Les stratégies de défenses contre la flavescence dorée
Transmise par un insecte appelé cicadelle (Scaphoideus titanus), la flavescence dorée provoque le jaunissement puis le dépérissement de la vigne. Foteini Paschalidou compte identifier les plantes aromatiques (thym, origan, lavande…) les plus efficaces pour informer précocement du danger. Son projet consiste à observer ensuite les moyens de défense mis en œuvre par la vigne. La littérature scientifique liées aux émissions de composés organiques volatils (COV) et aux interactions qu’elles déclenchent montre que certaines plantes produisent des molécules répulsives tandis que d’autres favorisent la mobilisation des ennemis du ravageur, ou encore attirent les pollinisateurs afin d’accélérer la reproduction de la plante avant qu’elle n’expire. La chercheuse mise sur de multiples interactions inter-espèces, ce qui n’a encore jamais été étudié.
Une première mondiale
PANOPLY se démarque des autres études par son ambition de scanner l’ensemble des interactions multitrophiques : interactions plantes-plantes, vigne-herbivores, vigne-ennemis des herbivores et vigne-pollinisateurs.

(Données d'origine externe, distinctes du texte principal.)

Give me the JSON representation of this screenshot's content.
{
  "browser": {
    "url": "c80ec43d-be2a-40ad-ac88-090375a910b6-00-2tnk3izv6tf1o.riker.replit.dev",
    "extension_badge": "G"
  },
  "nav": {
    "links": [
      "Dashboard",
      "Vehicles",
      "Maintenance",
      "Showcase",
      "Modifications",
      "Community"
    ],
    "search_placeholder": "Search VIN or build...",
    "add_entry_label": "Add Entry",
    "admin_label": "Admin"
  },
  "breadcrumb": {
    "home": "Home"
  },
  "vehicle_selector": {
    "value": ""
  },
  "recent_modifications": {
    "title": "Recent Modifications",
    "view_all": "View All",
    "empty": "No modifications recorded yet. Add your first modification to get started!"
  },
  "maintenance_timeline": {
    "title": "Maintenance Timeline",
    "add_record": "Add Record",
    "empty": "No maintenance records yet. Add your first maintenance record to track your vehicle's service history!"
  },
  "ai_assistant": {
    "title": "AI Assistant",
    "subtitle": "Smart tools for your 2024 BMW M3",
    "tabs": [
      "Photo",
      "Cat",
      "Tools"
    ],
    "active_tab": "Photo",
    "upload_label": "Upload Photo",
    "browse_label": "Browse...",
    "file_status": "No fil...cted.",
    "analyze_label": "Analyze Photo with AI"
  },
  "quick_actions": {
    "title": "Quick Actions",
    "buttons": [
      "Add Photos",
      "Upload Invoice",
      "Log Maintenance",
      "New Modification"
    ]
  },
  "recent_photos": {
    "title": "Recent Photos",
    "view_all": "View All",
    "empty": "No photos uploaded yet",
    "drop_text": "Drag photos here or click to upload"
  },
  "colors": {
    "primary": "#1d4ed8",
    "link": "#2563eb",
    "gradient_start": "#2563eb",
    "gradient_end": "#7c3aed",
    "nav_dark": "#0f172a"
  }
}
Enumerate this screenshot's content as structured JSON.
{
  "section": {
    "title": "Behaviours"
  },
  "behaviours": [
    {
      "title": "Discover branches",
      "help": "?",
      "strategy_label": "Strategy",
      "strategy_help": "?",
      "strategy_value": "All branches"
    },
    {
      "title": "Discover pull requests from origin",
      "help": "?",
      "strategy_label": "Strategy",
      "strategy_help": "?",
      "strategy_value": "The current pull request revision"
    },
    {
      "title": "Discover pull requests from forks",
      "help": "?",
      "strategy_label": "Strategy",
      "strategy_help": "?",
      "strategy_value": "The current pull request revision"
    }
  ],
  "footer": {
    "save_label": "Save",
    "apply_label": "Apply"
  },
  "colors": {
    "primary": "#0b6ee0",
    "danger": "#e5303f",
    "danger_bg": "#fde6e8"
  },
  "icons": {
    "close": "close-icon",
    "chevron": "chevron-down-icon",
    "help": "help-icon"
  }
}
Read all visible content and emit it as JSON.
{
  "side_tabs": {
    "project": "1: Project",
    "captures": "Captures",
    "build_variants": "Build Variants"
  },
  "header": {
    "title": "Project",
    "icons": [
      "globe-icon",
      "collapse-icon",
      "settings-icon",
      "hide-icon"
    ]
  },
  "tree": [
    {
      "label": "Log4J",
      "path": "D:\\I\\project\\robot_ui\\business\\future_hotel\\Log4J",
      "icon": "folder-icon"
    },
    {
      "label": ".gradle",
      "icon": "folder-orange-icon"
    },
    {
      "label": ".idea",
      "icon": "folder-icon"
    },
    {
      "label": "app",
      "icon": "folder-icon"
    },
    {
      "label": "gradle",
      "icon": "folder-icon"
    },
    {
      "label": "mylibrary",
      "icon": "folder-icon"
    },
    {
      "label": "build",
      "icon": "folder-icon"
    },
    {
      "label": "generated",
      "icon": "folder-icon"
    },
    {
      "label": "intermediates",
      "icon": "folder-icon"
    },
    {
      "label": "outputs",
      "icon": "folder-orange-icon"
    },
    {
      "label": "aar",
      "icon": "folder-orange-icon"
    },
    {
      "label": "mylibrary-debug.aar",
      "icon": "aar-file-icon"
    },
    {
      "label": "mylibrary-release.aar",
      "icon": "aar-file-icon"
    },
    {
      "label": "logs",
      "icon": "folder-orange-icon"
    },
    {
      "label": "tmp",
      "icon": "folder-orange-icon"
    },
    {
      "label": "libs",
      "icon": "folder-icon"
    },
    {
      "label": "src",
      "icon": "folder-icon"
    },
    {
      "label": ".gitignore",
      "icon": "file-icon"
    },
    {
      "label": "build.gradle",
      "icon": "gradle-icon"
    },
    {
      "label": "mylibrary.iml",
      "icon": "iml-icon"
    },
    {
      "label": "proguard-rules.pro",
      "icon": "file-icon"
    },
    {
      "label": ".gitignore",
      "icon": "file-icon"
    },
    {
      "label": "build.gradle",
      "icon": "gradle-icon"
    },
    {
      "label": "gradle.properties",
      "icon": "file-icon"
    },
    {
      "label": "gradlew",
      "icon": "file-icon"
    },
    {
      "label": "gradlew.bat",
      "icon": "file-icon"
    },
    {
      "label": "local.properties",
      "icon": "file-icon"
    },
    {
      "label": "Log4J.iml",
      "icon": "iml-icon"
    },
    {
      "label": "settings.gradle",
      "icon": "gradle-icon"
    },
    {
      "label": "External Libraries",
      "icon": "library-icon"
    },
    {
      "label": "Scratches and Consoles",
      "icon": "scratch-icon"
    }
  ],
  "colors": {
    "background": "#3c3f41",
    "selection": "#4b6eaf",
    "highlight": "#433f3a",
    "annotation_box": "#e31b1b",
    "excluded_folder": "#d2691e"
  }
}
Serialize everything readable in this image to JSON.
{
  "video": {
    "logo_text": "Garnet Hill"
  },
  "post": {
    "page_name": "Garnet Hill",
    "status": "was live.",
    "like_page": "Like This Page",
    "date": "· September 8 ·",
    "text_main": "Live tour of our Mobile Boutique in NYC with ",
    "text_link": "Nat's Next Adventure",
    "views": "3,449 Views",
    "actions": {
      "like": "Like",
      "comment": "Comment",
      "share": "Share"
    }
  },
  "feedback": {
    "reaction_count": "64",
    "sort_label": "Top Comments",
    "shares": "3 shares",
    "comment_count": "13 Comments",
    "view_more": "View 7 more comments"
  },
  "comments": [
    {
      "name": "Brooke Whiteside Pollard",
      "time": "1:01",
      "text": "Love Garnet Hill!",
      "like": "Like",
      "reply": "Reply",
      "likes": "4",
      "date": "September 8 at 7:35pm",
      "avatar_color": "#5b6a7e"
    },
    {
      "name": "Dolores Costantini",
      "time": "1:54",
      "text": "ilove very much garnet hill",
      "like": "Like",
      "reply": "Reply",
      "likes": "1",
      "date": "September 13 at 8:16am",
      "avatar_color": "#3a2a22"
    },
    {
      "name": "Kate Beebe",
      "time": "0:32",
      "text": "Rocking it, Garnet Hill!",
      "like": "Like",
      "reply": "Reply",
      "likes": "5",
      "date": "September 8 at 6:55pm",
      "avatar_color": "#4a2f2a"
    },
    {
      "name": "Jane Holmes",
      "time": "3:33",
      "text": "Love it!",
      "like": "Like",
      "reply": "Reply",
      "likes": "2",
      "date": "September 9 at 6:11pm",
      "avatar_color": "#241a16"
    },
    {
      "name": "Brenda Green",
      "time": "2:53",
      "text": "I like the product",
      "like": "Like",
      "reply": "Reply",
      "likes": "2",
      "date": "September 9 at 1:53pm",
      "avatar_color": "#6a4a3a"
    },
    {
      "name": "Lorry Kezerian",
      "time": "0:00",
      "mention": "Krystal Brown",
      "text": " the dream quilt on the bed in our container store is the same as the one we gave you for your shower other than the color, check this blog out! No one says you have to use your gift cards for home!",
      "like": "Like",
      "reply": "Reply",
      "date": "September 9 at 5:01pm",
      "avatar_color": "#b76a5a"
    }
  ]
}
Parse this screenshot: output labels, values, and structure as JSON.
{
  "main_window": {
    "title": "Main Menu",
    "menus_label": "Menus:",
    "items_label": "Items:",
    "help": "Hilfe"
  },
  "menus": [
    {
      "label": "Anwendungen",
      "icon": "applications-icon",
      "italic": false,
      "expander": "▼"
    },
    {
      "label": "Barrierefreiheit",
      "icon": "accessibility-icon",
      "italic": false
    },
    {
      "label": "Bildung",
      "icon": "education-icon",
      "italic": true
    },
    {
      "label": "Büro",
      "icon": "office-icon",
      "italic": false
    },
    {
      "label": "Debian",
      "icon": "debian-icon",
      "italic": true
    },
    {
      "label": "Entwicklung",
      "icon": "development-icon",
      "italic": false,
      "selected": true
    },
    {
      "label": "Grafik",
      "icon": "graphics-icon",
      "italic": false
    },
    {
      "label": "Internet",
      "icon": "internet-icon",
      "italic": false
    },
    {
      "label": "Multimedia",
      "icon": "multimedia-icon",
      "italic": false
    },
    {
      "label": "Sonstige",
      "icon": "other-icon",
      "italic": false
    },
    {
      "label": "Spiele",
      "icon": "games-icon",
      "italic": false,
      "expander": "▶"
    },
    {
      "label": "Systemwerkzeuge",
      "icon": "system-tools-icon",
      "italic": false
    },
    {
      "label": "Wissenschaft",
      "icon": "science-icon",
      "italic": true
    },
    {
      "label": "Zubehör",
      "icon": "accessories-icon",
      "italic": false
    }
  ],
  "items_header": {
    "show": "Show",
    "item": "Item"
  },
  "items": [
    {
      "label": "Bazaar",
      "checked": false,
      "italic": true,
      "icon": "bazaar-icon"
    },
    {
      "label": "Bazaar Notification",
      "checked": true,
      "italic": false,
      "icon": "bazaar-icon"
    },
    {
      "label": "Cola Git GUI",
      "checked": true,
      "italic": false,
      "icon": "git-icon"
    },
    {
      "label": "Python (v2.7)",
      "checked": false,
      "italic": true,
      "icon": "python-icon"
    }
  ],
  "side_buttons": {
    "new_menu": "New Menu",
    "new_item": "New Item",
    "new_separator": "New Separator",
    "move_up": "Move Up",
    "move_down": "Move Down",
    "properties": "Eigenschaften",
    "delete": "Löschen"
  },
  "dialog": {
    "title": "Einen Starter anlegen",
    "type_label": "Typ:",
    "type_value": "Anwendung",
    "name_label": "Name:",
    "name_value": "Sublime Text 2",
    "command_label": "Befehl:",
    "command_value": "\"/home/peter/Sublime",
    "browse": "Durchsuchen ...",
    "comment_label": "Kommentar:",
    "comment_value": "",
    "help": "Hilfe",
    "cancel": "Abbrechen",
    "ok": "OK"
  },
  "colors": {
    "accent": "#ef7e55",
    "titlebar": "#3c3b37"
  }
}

C’est également la première étude se déroulant sur une longue période (5 ans). Suffisamment longue pour que les chercheurs puissent observer des cycles saisonniers. « Nous allons caractériser la dynamique des changements en fonction des saisons car il est probable que la vigne attire ou repousse les auxiliaires et les prédateurs différemment selon les saisons », explique Foteini Paschalidou.
Autre approche inédite : les expériences se dérouleront en laboratoire mais également sous serre, en jardin et en plein champ, au sein de la plateforme d’expérimentation du domaine du Chapitre (Hérault). Au plus proche des conditions réelles, les résultats seront notamment contraints par la variabilité climatique et les aléas naturels.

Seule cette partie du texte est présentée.